The Indian Geophysical Union (IGU) and North-Eastern Hill University are jointly organising the 58th annual convention on the theme ‘Recent Advances in Earth Sciences with Special Emphasis – Natural Hazards’.
The convention began today and will run until Friday.
The three-day virtual convention will cover award talks and technical sessions on various disciplines of Earth Sciences, such as Solid Earth Geosciences, Marine Geosciences, Atmospheric, Planetary and Space Sciences. More than 200 delegates, including 80 research scholars and students, have registered for the convention.
At today’s inaugural session, the welcome address was delivered by NEHU Vice-Chancellor Prof PS Shukla. In his address he mentioned that Earth is facing different types of problems due to natural hazards and he reiterated that it is essential to carry out scientific research using a holistic approach to meet these challenges.
IGU president Prof Shailesh Nayak, who is also the Director of the National Institute of Advanced Studies, highlighted the major challenges for the sustainability of mankind i.e., natural hazards and climate change.

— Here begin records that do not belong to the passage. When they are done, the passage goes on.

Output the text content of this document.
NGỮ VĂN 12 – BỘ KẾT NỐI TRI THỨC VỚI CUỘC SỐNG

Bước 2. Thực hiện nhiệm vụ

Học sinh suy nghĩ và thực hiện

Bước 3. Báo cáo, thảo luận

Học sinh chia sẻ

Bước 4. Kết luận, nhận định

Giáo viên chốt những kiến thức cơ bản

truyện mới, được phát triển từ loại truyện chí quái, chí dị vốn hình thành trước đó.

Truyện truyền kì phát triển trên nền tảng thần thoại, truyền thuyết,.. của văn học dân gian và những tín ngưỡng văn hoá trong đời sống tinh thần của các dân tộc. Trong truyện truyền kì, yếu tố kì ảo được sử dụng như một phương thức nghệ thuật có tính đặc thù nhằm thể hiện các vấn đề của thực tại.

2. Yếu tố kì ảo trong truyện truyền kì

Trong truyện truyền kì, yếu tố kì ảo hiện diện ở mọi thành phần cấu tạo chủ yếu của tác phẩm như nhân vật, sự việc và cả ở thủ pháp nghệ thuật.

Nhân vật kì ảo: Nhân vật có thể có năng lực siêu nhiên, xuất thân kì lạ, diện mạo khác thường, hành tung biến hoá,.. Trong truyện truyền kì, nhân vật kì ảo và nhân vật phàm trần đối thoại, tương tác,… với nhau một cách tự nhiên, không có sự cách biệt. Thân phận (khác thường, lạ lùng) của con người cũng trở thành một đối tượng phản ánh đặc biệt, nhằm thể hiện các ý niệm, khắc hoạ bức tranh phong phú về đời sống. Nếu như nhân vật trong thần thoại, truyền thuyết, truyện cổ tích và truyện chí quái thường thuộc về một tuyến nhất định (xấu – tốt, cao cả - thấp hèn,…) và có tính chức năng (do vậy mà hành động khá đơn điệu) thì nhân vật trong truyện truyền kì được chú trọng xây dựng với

He mentioned that natural hazards essentially represent the extreme fluctuations of average dynamic state of the earth system and the effective response to any such hazardous events depend on the quality of scientific knowledge about that hazard, expertise of the organizations who are responsible for responding to such extreme events and the hazard consciousness of the communities involved.
He also emphasized that the building of effective resilience to natural hazards needs to be addressed at all the three levels viz. the global or the earth system, the social system comprising infrastructure, and industrial capability and the human system.
The chief guest, M Ravichandran, the Secretary of the Union Ministry of Earth Sciences, mentioned that the increasing frequency, intensity, and severity of natural hazards is one of the most pressing global environmental change problems. He stressed that from the local to the global level, governments and civil society need to increase resilience to these hazards. According to him there is no way to avoid the natural hazards but to study them for resilience.
The IGU president then honoured meritorious senior and young scientists with IGU National Awards for 2021. This was followed by the Prof KR Ramanathan Memorial Lecture by Ravichandran.
Two technical sessions followed with presentations on previous hypotheses or hazard scenarios; solutions for risk mitigations; integration of hazard assessment in risk analysis and development of new techniques and methodologies; studies on societal impacts of natural hazards; new findings to understand the triggering and propagation mechanisms were conducted.
The presenters were eminent scientists, researchers and students from various parts of the country. Altogether, there will be 10 technical sessions during the three-day programme.